Prepararsi alla Liturgia – XXXII domenica del tempo ordinario

A mezzanotte si alzò un grido

 Piero Stefani  (fonte..: www.IlRegno.it)

Sap 6,12-16; Sal 63(62); 1Ts 4,13-18; Mt 25,1-13

Chi ama la grande musica ha nell’orecchio il corale di Johann Sebastian Bach con cui inizia la cantata: «Wachet auf, ruft uns die Stimme», «Svegliatevi, ci chiama la voce» (l’omonimo preludio corale è invero ancor più celebre). La forza evocativa dell’incipit è grande nella musica e nelle parole. Di che voce si tratta? Non è direttamente quella di Dio. Il testo di Philipp Nicolai (1599) la individua infatti in quella dei guardiani che dalla torre si rivolgono alle vergini sagge. Si tratta della cantata per la XXVII domenica dopo la Trinità in cui era letto il vangelo delle vergini sagge e di quelle stolte (cf. Mt 25,1-13). Il testo della cantata intesse tra loro passi evangelici, allusioni al Cantico dei cantici ed altri brani biblici. Il messaggio fondamentale è però tutto contenuto nella voce che invita a svegliarsi. Si sarebbe propensi ad accostarla all’invito di Paolo: «È ormai tempo di svegliarsi dal sonno» (Rm 13, 11).

Quanto distingue le vergini sagge dalle stolte non è la capacità di vegliare, nessuno dei due gruppi resiste al sonno. Il motivo che spiega il loro addormentarsi è da ricercarsi nel tratto che accomuna le tre parabole poste a cavallo dei capitoli 24 e 25 di Matteo: il ritardo di chi deve venire. È il caso, oltre che delle vergini che attendono lo sposo, tanto del servo a cui il padrone ha affidato i propri beni (cf. Mt 24,45-51) quanto di chi ha distribuito ai propri servi i talenti per tornare solo dopo molto tempo (cf. Mt 25,19). Quando la durata si allunga le palpebre si appesantiscono. La voce non impone di restare desti, invita a essere solleciti nello svegliarsi. Nella vita spirituale non ci è concesso di resistere sempre all’aridità che si incunea nella vita quotidiana. Quanto è decisivo è che essa non abbia l’ultima parola.

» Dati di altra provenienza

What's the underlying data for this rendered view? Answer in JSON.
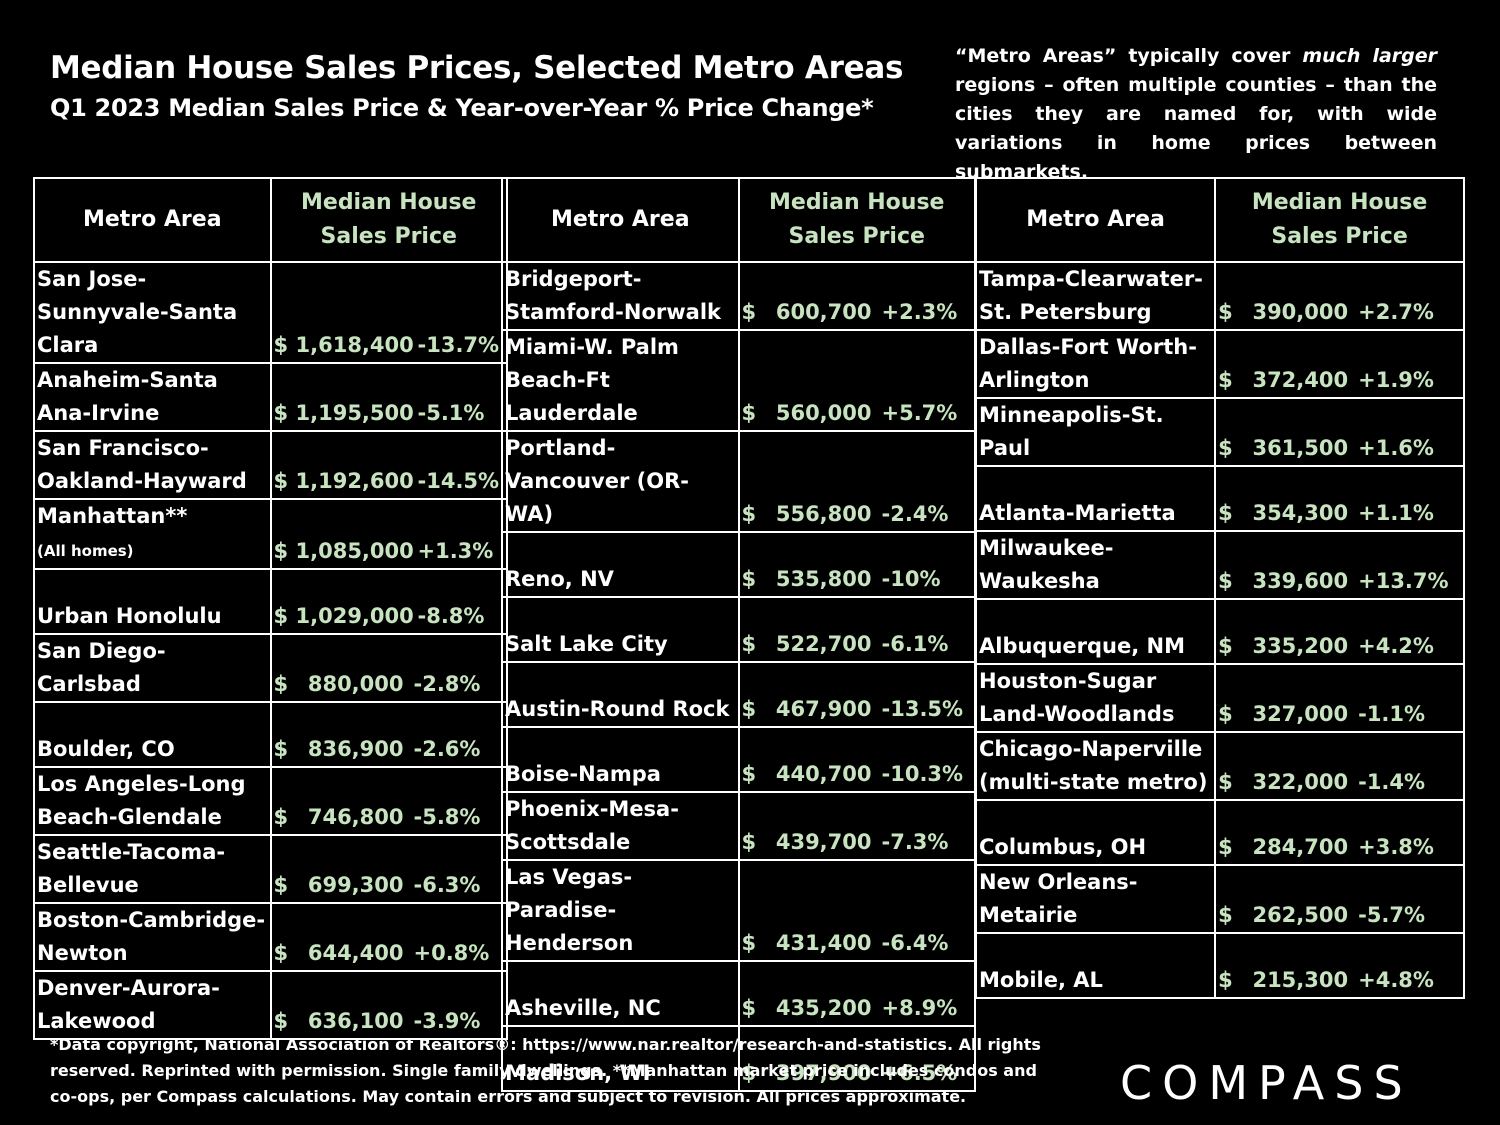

Le vergini sagge si differenziano dalle stolte per aver portato con loro una riserva d’olio; erano quindi consapevoli che l’attesa avrebbe potuto essere lunga. Nessuno trova in se stesso la capacità di durare: l’olio si consuma. Per la parabola la saggezza coincide con la capacità di ricominciare. Dopo il sonno si inizia di nuovo a vivere da svegli. Per farlo bisogna non aver esaurito tutte le scorte neppure quando si è vinti dalla stanchezza. Anche allora è necessario essere segretamente capaci di attendere. Si legge nel Cantico dei Cantici: «Mi sono addormentata, ma veglia il mio cuore. Un rumore! la voce del mio amato che bussa; “Aprimi sorella mia…”» (Ct 5,2). Occorre un cuore capace in qualche modo di vegliare anche quando si sta dormendo. Nella vita di tutti i giorni sono tante le circostanze che ci rendono banalmente addormentati; la perfezione di una ininterrotta vigilanza non è alla nostra portata. Quel che davvero conta è l’essere in grado di udire la voce che ci ridesta al momento opportuno. Allora bisogna trovarsi pronti. Ciò vale sia che la voce provenga da Dio sia che giunga dai bisogni dei fratelli.

L’odierna parabola ha anche un lato più in ombra. Quest’anno il brano dedicato alle vergini sagge cade il giorno dopo la festa di San Martino. Di quest’ultimo è universalmente noto il gesto di tagliare il proprio mantello per darlo al povero. Se avesse ragionato come le vergini sagge forse si sarebbe rifiutato di compiere quell’atto adducendo la ragione che il corto mantello non avrebbe scaldato né lui né il mendicante (cf Mt 25,9). Sagge ed egoiste allora? Il senso non è evidentemente questo. Bisogna tornare alla voce che chiama. Ci sono situazioni in cui la risposta va data in prima persona, in quei frangenti nessuno è in grado di sostituirci, né a noi è dato di sostituire qualcun altro. Si sarebbe, perciò, tentati di chiosare liberamente il comportamento delle vergini sagge con un detto rabbinico attribuito a Hillel: «Se io non sono per me chi per me? E se anche fossi per me che sono io? E se non ora quando?» (Pirqè Avot 1,14). Ora tocca a te ridestarti e andare incontro allo sposo con la lampada accesa.